Cascading failures caused by overload pose significant threats to critical infrastructure systems, such as server systems, power grids, and network systems. Although previous studies have offered valuable insights into load redistribution strategies to mitigate cascading failures, several critical issues remain underexplored. To address the challenge of inaccurate modeling, this paper integrates both network topology and resource allocation considerations. Using the entropy weight method, the TOPSIS algorithm, and the K-means clustering algorithm, we propose a method for representing the initial load of nodes. Moreover, node load capacity is modeled as a normal distribution to account for the inherent variability in load-bearing capabilities. To resolve the issue of indiscriminate load processing, we introduce a real-time load sorting algorithm that evaluates both node level and load size, prioritizing high-priority loads and reducing system response time.

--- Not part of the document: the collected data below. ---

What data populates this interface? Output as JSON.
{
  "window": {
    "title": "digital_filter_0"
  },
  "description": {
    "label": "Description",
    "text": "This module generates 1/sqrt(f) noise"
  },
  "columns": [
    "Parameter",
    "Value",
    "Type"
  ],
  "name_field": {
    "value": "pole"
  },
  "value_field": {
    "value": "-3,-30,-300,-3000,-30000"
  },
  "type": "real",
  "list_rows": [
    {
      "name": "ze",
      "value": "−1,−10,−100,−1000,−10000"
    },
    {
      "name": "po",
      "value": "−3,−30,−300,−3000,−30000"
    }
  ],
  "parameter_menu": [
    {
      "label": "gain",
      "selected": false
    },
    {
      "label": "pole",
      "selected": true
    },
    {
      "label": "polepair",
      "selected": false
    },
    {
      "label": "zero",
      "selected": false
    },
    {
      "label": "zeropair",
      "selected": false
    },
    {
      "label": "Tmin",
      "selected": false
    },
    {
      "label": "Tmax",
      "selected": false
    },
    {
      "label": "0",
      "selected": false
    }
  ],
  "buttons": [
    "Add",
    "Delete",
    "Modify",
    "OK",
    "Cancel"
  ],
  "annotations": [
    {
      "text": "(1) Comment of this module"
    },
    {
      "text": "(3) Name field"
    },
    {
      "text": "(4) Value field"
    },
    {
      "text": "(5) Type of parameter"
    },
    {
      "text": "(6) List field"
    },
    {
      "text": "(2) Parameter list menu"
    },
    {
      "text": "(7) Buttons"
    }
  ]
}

Additionally, we propose a load redistribution algorithm that factors in higher-order neighbors and residual node capacities, thereby optimizing resource utilization and improving system stability. A cascading failure model is also developed to demonstrate the chain reaction of failures caused by overloads. Furthermore, three evaluation metrics – residual load, effective nodes, and waiting time – are defined to comprehensively assess the network performance across multiple dimensions. Extensive experiments conducted on ER networks illustrate the impact of various attack strategies on network performance, validate the effectiveness of the proposed real-time load sorting and load redistribution algorithms, and identify key factors influencing network robustness. This study not only advances the understanding of system stability and robustness but also provides practical recommendations for fault prevention and risk management in complex systems.